By contrast, about $220,000 went to law firms that represented many of the GOP electors in 2022.
The financial arrangement came into clearer focus earlier this year when then-Georgia GOP Chair David Shafer, one of the 16 fake electors, announced he wouldn’t seek another term and praised the party’s executive committee for agreeing to cover the legal fees in his farewell dispatch.
“I have raised the money to honor that commitment,” he wrote in a note to activists, “so that none of them have had to pay a penny out of pocket.”
Shafer has since been replaced as party chairman by former state Sen. Josh McKoon.
The false slate of electors became a major point of interest to a Fulton County special grand jury, as some legal experts say those GOP electors may have violated election fraud and forgery statutes, among other crimes.

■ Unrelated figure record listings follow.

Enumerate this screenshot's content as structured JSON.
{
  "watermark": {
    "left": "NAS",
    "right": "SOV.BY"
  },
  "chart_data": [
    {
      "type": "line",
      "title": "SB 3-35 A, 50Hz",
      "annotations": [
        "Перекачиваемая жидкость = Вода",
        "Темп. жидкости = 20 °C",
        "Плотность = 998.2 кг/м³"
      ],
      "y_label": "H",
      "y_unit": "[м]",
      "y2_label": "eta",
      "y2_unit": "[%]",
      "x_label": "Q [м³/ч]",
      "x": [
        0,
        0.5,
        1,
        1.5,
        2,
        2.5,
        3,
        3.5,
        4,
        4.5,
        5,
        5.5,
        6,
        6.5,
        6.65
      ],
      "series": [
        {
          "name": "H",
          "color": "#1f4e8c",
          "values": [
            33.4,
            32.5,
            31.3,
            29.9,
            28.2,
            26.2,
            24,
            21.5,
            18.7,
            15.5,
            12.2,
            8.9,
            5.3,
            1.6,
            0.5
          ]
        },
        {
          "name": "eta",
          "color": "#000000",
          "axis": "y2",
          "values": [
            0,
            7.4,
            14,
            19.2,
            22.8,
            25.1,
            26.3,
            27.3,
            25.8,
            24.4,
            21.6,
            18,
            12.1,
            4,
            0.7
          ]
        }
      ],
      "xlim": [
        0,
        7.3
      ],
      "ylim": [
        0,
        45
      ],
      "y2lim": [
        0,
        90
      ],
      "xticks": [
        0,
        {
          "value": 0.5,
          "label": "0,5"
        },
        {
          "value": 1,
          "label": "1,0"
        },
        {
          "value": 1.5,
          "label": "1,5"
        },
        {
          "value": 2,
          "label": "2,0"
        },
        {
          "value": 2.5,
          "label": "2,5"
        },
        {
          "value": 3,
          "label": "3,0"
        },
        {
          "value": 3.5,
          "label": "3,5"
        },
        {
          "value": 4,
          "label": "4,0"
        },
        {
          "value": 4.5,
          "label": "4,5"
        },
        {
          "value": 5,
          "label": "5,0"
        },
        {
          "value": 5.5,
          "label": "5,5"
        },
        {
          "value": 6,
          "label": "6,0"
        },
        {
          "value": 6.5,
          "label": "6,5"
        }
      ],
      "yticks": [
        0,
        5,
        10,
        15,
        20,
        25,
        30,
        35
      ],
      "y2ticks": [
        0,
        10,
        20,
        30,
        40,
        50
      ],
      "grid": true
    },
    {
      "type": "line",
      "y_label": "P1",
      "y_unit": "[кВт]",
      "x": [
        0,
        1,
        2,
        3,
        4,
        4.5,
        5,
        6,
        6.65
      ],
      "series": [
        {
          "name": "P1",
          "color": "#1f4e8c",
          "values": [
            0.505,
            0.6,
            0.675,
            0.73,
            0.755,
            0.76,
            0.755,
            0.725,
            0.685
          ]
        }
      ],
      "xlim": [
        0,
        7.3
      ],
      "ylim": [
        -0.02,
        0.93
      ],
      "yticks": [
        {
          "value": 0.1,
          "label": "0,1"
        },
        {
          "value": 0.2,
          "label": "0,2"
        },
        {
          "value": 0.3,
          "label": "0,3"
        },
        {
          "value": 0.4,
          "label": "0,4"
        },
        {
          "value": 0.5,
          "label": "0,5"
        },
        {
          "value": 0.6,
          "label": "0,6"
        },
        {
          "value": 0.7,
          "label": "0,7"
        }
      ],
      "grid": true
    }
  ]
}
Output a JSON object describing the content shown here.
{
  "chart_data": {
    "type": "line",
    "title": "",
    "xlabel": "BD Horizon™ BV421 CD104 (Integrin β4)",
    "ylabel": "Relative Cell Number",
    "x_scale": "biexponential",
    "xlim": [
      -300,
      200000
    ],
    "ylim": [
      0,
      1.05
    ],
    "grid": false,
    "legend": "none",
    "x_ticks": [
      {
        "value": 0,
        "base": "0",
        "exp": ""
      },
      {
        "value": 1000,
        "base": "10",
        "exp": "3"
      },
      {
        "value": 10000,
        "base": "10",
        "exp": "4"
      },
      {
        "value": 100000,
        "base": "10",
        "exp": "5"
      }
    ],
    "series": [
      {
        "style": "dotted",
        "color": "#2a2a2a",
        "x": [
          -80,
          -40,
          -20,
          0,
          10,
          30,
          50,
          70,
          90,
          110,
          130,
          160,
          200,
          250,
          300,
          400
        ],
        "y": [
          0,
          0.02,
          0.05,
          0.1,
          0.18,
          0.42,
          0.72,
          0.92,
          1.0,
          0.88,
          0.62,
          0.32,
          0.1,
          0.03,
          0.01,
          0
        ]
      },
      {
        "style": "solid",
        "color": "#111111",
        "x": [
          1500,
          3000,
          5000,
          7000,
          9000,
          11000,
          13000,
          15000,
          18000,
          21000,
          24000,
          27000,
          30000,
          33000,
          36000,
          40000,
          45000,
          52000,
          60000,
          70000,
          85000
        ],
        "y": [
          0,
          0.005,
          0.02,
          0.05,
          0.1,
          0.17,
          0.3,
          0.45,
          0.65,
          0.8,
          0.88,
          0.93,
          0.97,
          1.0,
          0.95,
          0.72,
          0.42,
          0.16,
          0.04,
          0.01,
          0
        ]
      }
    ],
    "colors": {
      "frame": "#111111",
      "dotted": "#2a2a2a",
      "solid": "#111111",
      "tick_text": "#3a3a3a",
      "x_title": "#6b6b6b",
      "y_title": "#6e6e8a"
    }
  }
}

The fake electors, who met the same day in December 2020 that the state’s electors cast Georgia’s votes in the Electoral College for Joe Biden, submitted to state and federal authorities documents that claimed they were the “duly elected” electors from the state, which they said Trump won.
Several electors have said they participated in the ceremony in case pro-Trump legal challenges succeeded and that they are now being victimized by politically motivated prosecutors. Among them is Shafer, who said the “organs of law enforcement have been weaponized against Republicans.”

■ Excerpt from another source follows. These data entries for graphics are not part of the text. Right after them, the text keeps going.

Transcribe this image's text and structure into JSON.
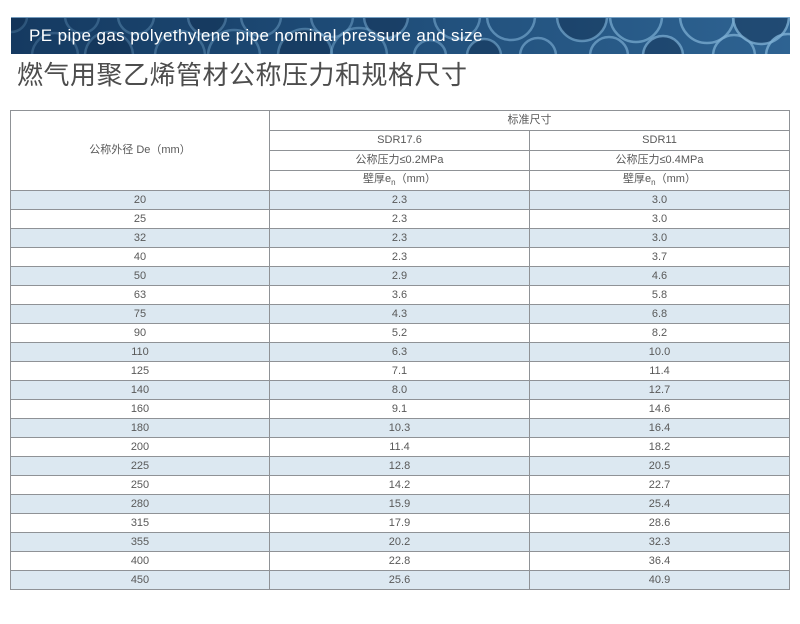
{
  "banner": {
    "title": "PE pipe gas polyethylene pipe nominal pressure and size"
  },
  "page_title": "燃气用聚乙烯管材公称压力和规格尺寸",
  "table": {
    "header": {
      "outer_diameter": "公称外径 De（mm）",
      "standard_size": "标准尺寸",
      "sdr_columns": [
        "SDR17.6",
        "SDR11"
      ],
      "pressure_labels": [
        "公称压力≤0.2MPa",
        "公称压力≤0.4MPa"
      ],
      "wall_thickness": {
        "prefix": "壁厚e",
        "sub": "n",
        "suffix": "（mm）"
      }
    },
    "rows": [
      {
        "de": "20",
        "sdr176": "2.3",
        "sdr11": "3.0"
      },
      {
        "de": "25",
        "sdr176": "2.3",
        "sdr11": "3.0"
      },
      {
        "de": "32",
        "sdr176": "2.3",
        "sdr11": "3.0"
      },
      {
        "de": "40",
        "sdr176": "2.3",
        "sdr11": "3.7"
      },
      {
        "de": "50",
        "sdr176": "2.9",
        "sdr11": "4.6"
      },
      {
        "de": "63",
        "sdr176": "3.6",
        "sdr11": "5.8"
      },
      {
        "de": "75",
        "sdr176": "4.3",
        "sdr11": "6.8"
      },
      {
        "de": "90",
        "sdr176": "5.2",
        "sdr11": "8.2"
      },
      {
        "de": "110",
        "sdr176": "6.3",
        "sdr11": "10.0"
      },
      {
        "de": "125",
        "sdr176": "7.1",
        "sdr11": "11.4"
      },
      {
        "de": "140",
        "sdr176": "8.0",
        "sdr11": "12.7"
      },
      {
        "de": "160",
        "sdr176": "9.1",
        "sdr11": "14.6"
      },
      {
        "de": "180",
        "sdr176": "10.3",
        "sdr11": "16.4"
      },
      {
        "de": "200",
        "sdr176": "11.4",
        "sdr11": "18.2"
      },
      {
        "de": "225",
        "sdr176": "12.8",
        "sdr11": "20.5"
      },
      {
        "de": "250",
        "sdr176": "14.2",
        "sdr11": "22.7"
      },
      {
        "de": "280",
        "sdr176": "15.9",
        "sdr11": "25.4"
      },
      {
        "de": "315",
        "sdr176": "17.9",
        "sdr11": "28.6"
      },
      {
        "de": "355",
        "sdr176": "20.2",
        "sdr11": "32.3"
      },
      {
        "de": "400",
        "sdr176": "22.8",
        "sdr11": "36.4"
      },
      {
        "de": "450",
        "sdr176": "25.6",
        "sdr11": "40.9"
      }
    ]
  },
  "colors": {
    "banner_dark": "#153a61",
    "banner_light": "#2e6392",
    "stripe": "#dce8f1",
    "border": "#8f9296",
    "text": "#595959",
    "title_text": "#4d4d4d"
  }
}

At least eight of the “alternate” presidential electors in 2020 accepted immunity deals with the Fulton County District Attorney’s Office in exchange for their testimony, according to the lawyer representing the group.
Shafer’s attorneys, in a bid to ward off an indictment, have cited the actions of Hawaii Democrats during the razor-thin 1960 presidential election in that state as a historic precedent. They’ve also argued the electors were following legal advice.

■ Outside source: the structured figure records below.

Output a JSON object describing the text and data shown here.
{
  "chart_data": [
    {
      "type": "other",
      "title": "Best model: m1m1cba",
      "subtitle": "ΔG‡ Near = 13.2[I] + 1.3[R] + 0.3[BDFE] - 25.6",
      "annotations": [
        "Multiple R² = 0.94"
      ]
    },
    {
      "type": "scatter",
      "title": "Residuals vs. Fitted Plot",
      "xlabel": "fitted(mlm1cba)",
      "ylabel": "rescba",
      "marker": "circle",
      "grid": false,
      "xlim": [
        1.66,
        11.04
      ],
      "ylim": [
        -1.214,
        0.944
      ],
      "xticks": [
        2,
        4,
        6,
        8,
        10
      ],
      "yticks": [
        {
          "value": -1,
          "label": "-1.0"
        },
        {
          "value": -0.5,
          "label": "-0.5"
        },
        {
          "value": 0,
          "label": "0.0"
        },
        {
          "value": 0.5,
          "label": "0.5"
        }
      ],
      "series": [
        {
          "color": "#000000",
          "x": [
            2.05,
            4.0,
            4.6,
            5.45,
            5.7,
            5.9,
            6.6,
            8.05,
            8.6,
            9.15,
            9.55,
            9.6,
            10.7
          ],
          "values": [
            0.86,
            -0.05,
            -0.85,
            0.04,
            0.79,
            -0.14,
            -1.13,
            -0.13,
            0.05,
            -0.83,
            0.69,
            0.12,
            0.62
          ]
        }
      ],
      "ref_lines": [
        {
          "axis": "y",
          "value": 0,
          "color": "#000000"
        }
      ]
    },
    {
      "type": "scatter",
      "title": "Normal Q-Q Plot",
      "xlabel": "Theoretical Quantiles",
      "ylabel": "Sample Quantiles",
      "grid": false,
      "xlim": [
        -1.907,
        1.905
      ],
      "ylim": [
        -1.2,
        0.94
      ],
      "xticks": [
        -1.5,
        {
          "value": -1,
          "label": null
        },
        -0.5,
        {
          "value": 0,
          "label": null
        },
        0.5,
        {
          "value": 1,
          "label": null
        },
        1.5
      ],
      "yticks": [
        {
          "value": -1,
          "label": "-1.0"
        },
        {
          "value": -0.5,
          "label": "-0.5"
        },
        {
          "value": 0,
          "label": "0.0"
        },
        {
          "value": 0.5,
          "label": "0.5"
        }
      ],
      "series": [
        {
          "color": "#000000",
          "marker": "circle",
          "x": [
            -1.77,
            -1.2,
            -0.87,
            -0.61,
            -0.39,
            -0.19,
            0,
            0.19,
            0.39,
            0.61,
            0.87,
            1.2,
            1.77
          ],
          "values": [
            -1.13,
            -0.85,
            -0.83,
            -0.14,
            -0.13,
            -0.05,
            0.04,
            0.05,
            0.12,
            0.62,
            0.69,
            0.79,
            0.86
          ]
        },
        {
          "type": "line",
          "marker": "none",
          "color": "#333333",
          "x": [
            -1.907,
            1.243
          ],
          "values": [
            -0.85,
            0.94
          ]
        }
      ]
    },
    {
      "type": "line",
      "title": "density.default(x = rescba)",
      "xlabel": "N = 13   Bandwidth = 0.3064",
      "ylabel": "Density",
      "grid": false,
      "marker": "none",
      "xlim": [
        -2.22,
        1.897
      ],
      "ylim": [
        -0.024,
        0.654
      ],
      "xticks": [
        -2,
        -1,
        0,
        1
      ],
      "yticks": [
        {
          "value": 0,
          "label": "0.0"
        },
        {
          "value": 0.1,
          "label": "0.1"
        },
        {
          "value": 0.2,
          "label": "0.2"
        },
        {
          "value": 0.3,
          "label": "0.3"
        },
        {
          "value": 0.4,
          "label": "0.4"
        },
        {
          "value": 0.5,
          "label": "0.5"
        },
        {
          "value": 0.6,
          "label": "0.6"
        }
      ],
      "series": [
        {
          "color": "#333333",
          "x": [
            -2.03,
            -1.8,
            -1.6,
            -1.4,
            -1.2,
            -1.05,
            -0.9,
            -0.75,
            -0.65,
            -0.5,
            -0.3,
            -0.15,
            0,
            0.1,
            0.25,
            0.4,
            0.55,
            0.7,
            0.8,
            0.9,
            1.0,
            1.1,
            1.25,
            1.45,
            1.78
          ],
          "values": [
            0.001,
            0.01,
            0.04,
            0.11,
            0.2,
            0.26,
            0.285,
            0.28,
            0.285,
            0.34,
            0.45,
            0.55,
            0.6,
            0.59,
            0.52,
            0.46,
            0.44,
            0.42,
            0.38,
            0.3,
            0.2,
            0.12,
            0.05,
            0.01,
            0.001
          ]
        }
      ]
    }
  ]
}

One of the firms representing the electors, Strickland Debrow, was paid about $272,500 during the first half of the year by the state party, according to the disclosures. That’s on top of $170,000 last year.
Holly Pierson of Pierson Law was paid at least $45,000 in attorney fees by the Georgia GOP during the first half of the year. She was paid at least $52,000 in attorney fees by the Georgia GOP last year.
Craig Gillen, who is representing Shafer along with Pierson, was paid nearly $37,000 by the Republican Party during the first six months of 2023.
McKoon, the party’s chairman, said, “I am deeply saddened and angered that the Georgia Republican Party is having to pay lawyers to defend conduct that has been well established for over a century as an appropriate mechanism to lawfully challenge the result of a presidential election.”
The party raised $722,000 during the previous six months, through June 30, so a large chunk of what it took in went for legal expenses. It still listed having nearly $1.4 million banked.
“The motivation of those pursuing this witch hunt is clearly to demoralize and bankrupt Georgians who took action to preserve a legal remedy to contest the election in 2020,” he said.
“But the Georgia Republican Party will not abandon these men and women who love their country and are being persecuted for taking action identical to electors in Hawaii in 1960 and in conformity with electors taking similar action going all the way back to 1876,” McKoon said.